I took a few deep breaths, told myself I was all right, didn’t believe it, and went on. It took nine or ten minutes to reach the bottom, because I was moving very slowly. It seemed even longer. Every now and then I looked up, and it wasn’t particularly comforting to see the circle illuminated by the battery lights growing smaller and smaller. I was deep in the earth and going deeper.
I reached the bottom at the hundred and eighty-fifth step. The floor was packed earth, just as Mr. Bowditch had said, and there were a few blocks that had fallen from the wall, probably from the very top, where frost and thaw would have first loosened them and then squeezed them out. Mr. Bowditch had grabbed a crack in one of the spaces from which a block had fallen, and it had saved his life. The pile of fallen blocks was streaked with black stuff that I guessed was roach-shit.

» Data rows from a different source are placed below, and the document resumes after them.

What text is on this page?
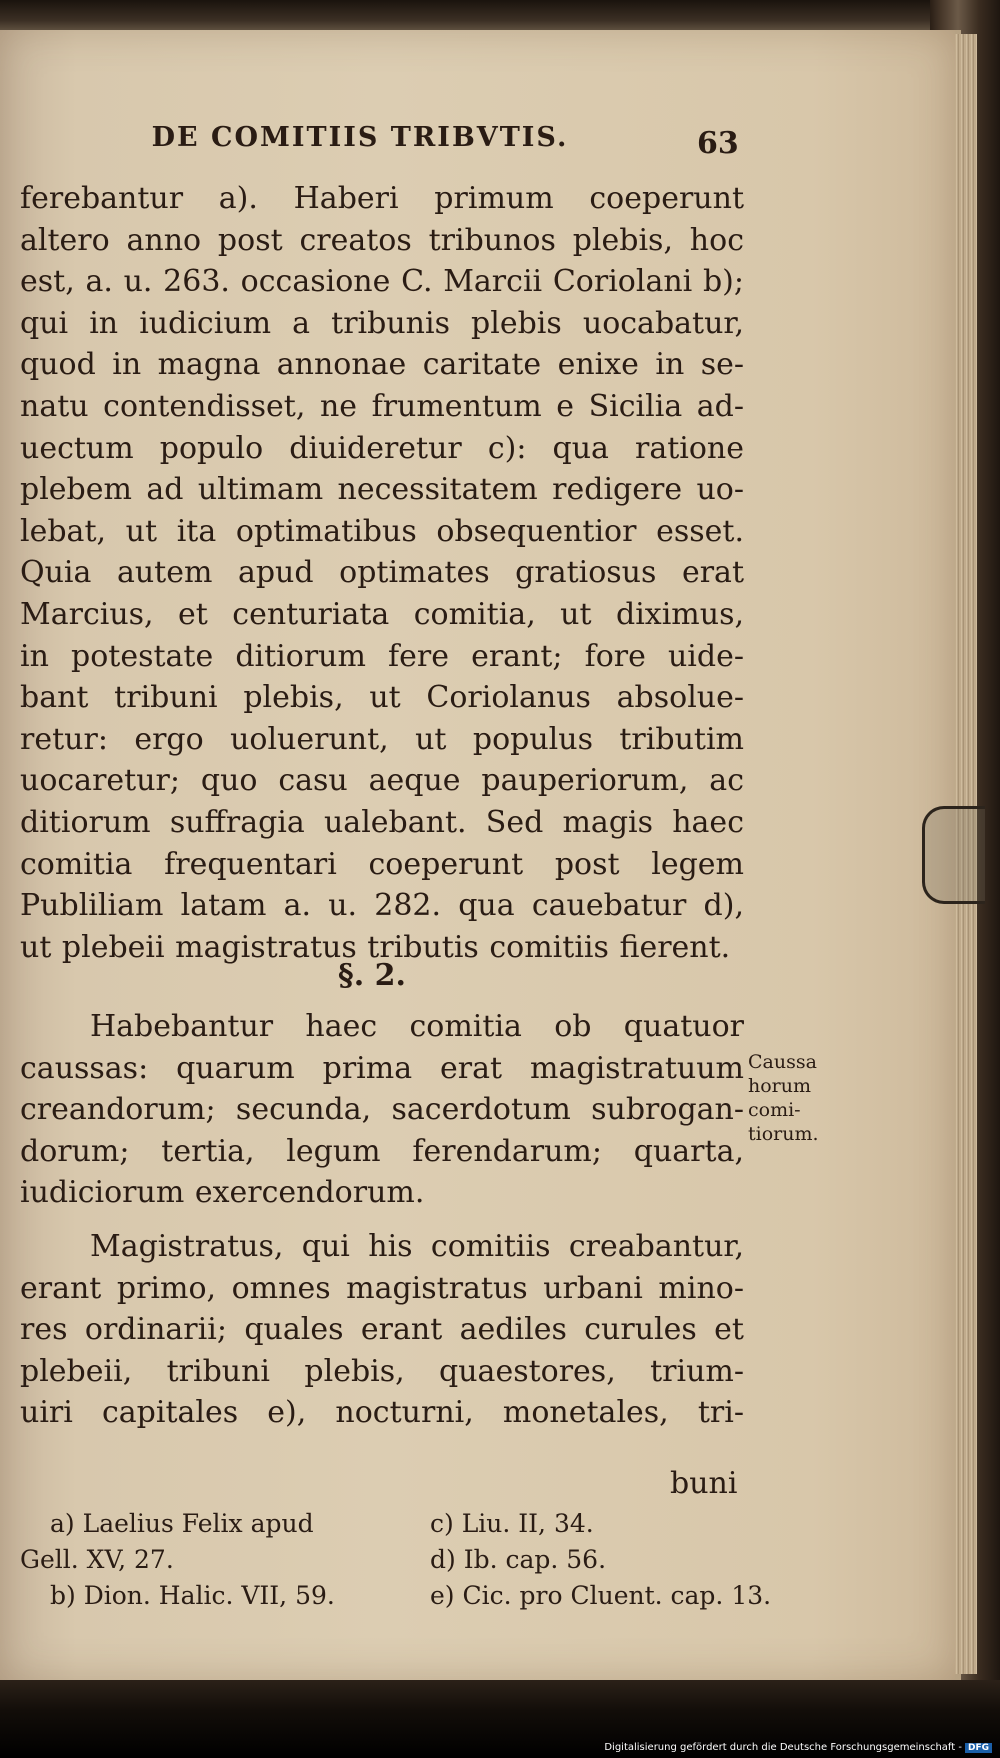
DE COMITIIS TRIBVTIS.	63
ferebantur a). Haberi primum coeperunt
altero anno post creatos tribunos plebis, hoc
est, a. u. 263. occasione C. Marcii Coriolani b);
qui in iudicium a tribunis plebis uocabatur,
quod in magna annonae caritate enixe in se-
natu contendisset, ne frumentum e Sicilia ad-
uectum populo diuideretur c): qua ratione
plebem ad ultimam necessitatem redigere uo-
lebat, ut ita optimatibus obsequentior esset.
Quia autem apud optimates gratiosus erat
Marcius, et centuriata comitia, ut diximus,
in potestate ditiorum fere erant; fore uide-
bant tribuni plebis, ut Coriolanus absolue-
retur: ergo uoluerunt, ut populus tributim
uocaretur; quo casu aeque pauperiorum, ac
ditiorum suffragia ualebant. Sed magis haec
comitia frequentari coeperunt post legem
Publiliam latam a. u. 282. qua cauebatur d),
ut plebeii magistratus tributis comitiis fierent.
§. 2.
Habebantur haec comitia ob quatuor
caussas: quarum prima erat magistratuum
creandorum; secunda, sacerdotum subrogan-
dorum; tertia, legum ferendarum; quarta,
iudiciorum exercendorum.
Caussa
horum
comi-
tiorum.
Magistratus, qui his comitiis creabantur,
erant primo, omnes magistratus urbani mino-
res ordinarii; quales erant aediles curules et
plebeii, tribuni plebis, quaestores, trium-
uiri capitales e), nocturni, monetales, tri-
buni
a) Laelius Felix apud
Gell. XV, 27.
b) Dion. Halic. VII, 59.
c) Liu. II, 34.
d) Ib. cap. 56.
e) Cic. pro Cluent. cap. 13.
Digitalisierung gefördert durch die Deutsche Forschungsgemeinschaft - DFG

The corridor was there. I stepped over the blocks and into it. Mr. Bowditch had been right, it was so tall I didn’t even think about ducking my head. Now I could hear more rustling up ahead and guessed they were the roosting bats Mr. Bowditch had warned me about. I don’t like the idea of bats—they carry germs, sometimes rabies—but they don’t give me the horrors as they did Mr. Bowditch. Going toward the sound of them, I was more curious than anything. Those short curving steps (of varying heights) ringing the drop had given me the fantods, but now I was on solid ground and that was a big improvement. Of course there were thousands of tons of rock and soil above me, but this corridor had been down here for a long time, and I didn’t think it would pick this moment to collapse and bury me. Nor did I have to fear being buried alive; if the roof fell in, so to speak, I would be killed instantly.
Cheerful, I thought.
Cheerful I was not, but my fear was being replaced—overshadowed, at least—by excitement. If Mr. Bowditch had been telling the truth, another world was waiting not far up ahead. Having come this far, I wanted to see it. Gold was the very least of it.

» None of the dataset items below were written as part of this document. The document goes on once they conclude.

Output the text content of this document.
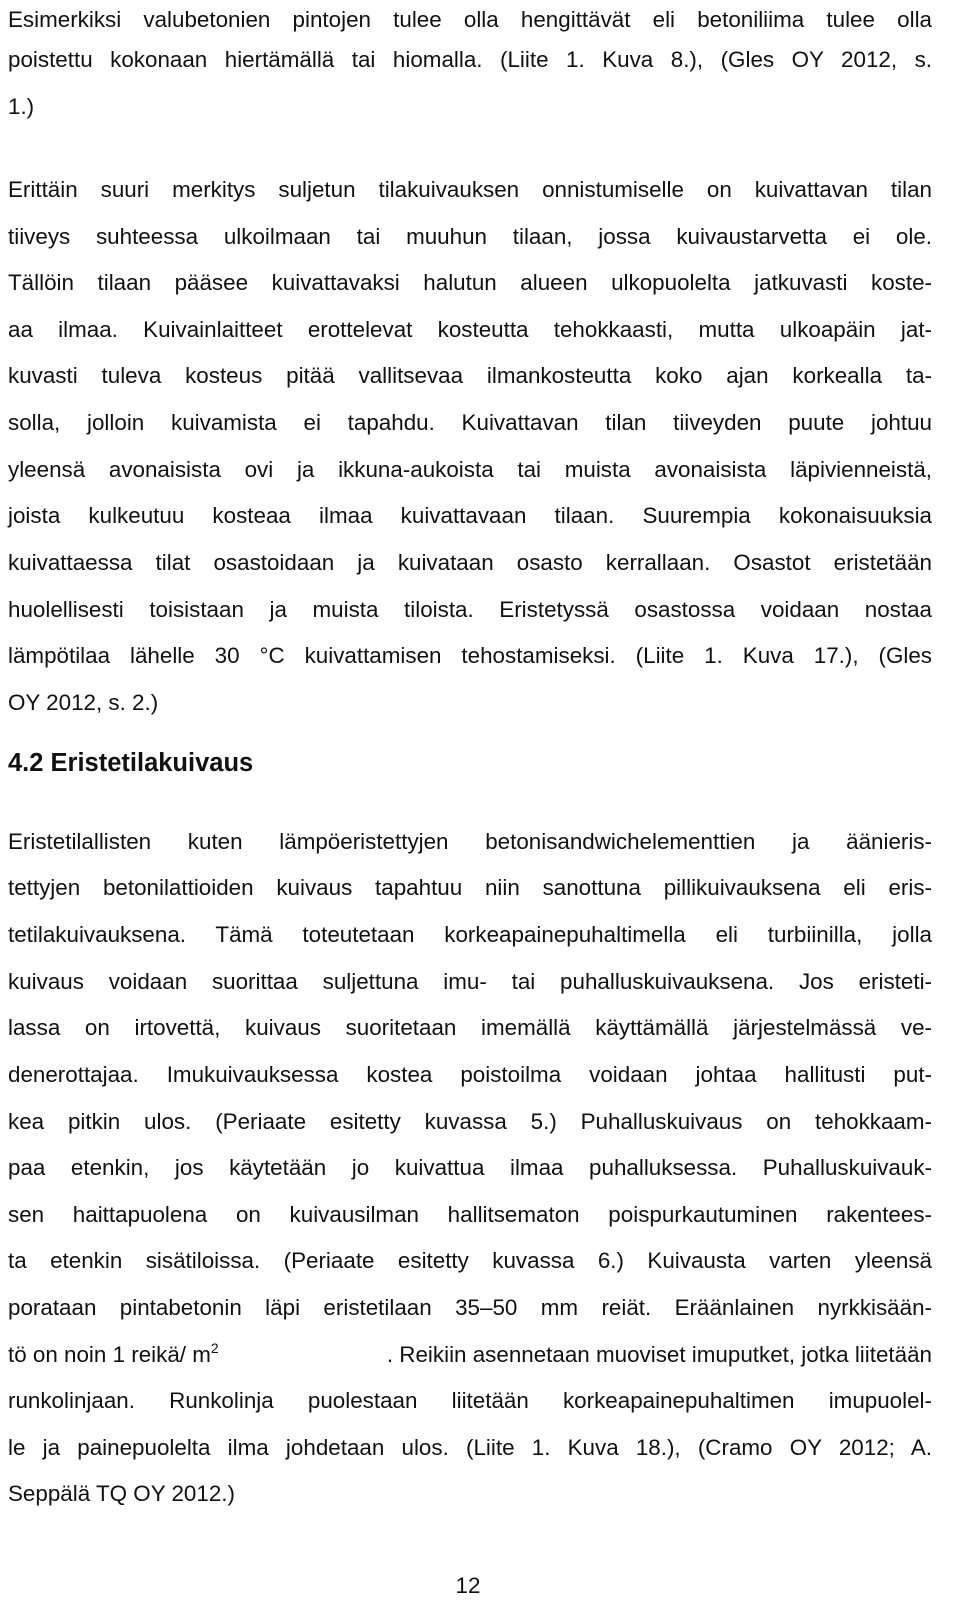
Esimerkiksi valubetonien pintojen tulee olla hengittävät eli betoniliima tulee olla
poistettu kokonaan hiertämällä tai hiomalla. (Liite 1. Kuva 8.), (Gles OY 2012, s.
1.)
Erittäin suuri merkitys suljetun tilakuivauksen onnistumiselle on kuivattavan tilan
tiiveys suhteessa ulkoilmaan tai muuhun tilaan, jossa kuivaustarvetta ei ole.
Tällöin tilaan pääsee kuivattavaksi halutun alueen ulkopuolelta jatkuvasti koste-
aa ilmaa. Kuivainlaitteet erottelevat kosteutta tehokkaasti, mutta ulkoapäin jat-
kuvasti tuleva kosteus pitää vallitsevaa ilmankosteutta koko ajan korkealla ta-
solla, jolloin kuivamista ei tapahdu. Kuivattavan tilan tiiveyden puute johtuu
yleensä avonaisista ovi ja ikkuna-aukoista tai muista avonaisista läpivienneistä,
joista kulkeutuu kosteaa ilmaa kuivattavaan tilaan. Suurempia kokonaisuuksia
kuivattaessa tilat osastoidaan ja kuivataan osasto kerrallaan. Osastot eristetään
huolellisesti toisistaan ja muista tiloista. Eristetyssä osastossa voidaan nostaa
lämpötilaa lähelle 30 °C kuivattamisen tehostamiseksi. (Liite 1. Kuva 17.), (Gles
OY 2012, s. 2.)
4.2 Eristetilakuivaus
Eristetilallisten kuten lämpöeristettyjen betonisandwichelementtien ja äänieris-
tettyjen betonilattioiden kuivaus tapahtuu niin sanottuna pillikuivauksena eli eris-
tetilakuivauksena. Tämä toteutetaan korkeapainepuhaltimella eli turbiinilla, jolla
kuivaus voidaan suorittaa suljettuna imu- tai puhalluskuivauksena. Jos eristeti-
lassa on irtovettä, kuivaus suoritetaan imemällä käyttämällä järjestelmässä ve-
denerottajaa. Imukuivauksessa kostea poistoilma voidaan johtaa hallitusti put-
kea pitkin ulos. (Periaate esitetty kuvassa 5.) Puhalluskuivaus on tehokkaam-
paa etenkin, jos käytetään jo kuivattua ilmaa puhalluksessa. Puhalluskuivauk-
sen haittapuolena on kuivausilman hallitsematon poispurkautuminen rakentees-
ta etenkin sisätiloissa. (Periaate esitetty kuvassa 6.) Kuivausta varten yleensä
porataan pintabetonin läpi eristetilaan 35–50 mm reiät. Eräänlainen nyrkkisään-
tö on noin 1 reikä/ $m^2$	. Reikiin asennetaan muoviset imuputket, jotka liitetään
runkolinjaan. Runkolinja puolestaan liitetään korkeapainepuhaltimen imupuolel-
le ja painepuolelta ilma johdetaan ulos. (Liite 1. Kuva 18.), (Cramo OY 2012; A.
Seppälä TQ OY 2012.)
12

The dirt floor changed to stone. To cobblestones, in fact, like in old movies on TCM about London in the nineteenth century. Now the rustling was right over my head and I snapped off the light. Pitch darkness made me fearful all over again, but I did not want to find myself in a cloud of bats. For all I knew, they might be vampire bats. Unlikely in Illinois… except I wasn’t really in Illinois anymore, was I?
I went on a mile at least, Mr. Bowditch had said, so I counted steps until I lost count. At least there was no fear of my flashlight failing if I needed it again; the batteries in the long-barrel were fresh. I kept waiting to see daylight, always listening to the soft fluttering overhead. Were the bats really as big as turkey buzzards? I didn’t want to know.

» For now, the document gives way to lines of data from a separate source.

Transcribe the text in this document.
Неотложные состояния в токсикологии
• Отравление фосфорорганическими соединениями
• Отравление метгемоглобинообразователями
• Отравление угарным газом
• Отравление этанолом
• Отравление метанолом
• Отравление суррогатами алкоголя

At last I saw light—a bright spark, just as Mr. Bowditch had said. I walked on and the spark turned into a circlet, bright enough to leave an afterimage on my eyes every time I blinked them shut. I had forgotten all about the lightheadedness Mr. Bowditch had spoken of, but when it hit me, I knew exactly what he’d been talking about.
Once, when I was ten or so, Bertie Bird and I had hyperventilated our stupid selves and then hugged each other, good and tight, to see if we would pass out, as some friend of Bertie’s had claimed. Neither of us did, but I went all swimmy and fell on my ass in what felt like slow motion. This was like that. I kept walking, but I felt like a helium balloon bobbing along above my own body, and if the string snapped I would just float away.
Then it passed, as Mr. Bowditch had said it did for him. He said there was a border, and that had been it. I had left Sentry’s Rest behind. And Illinois. And America. I was in the Other.
I reached the opening and saw the ceiling overhead was now earth, with fine tendrils of root dangling down. I ducked under some overhanging vines and stepped out onto a sloping hillside. The sky was gray but the field was bright red. Poppies spread in a gorgeous blanket stretching left and right as far as I could see. A path led through the flowers toward a road. On the far side of the road more poppies ran maybe a mile to thick woods, making me think of the forests that had once grown in my suburban town. The path was faint but the road wasn’t. It was dirt but wide, not a track but a thoroughfare. Where the path joined the road there was a tidy little cottage with smoke rising from the stone chimney. There were clotheslines with things strung on them that weren’t clothes. I couldn’t make out what they were.
I looked to the far horizon and saw the skyline of a great city. Daylight reflected hazily from its highest towers, as if they were made of glass. Green glass. I had read The Wizard of Oz and seen the movie, and I knew an Emerald City when I saw one.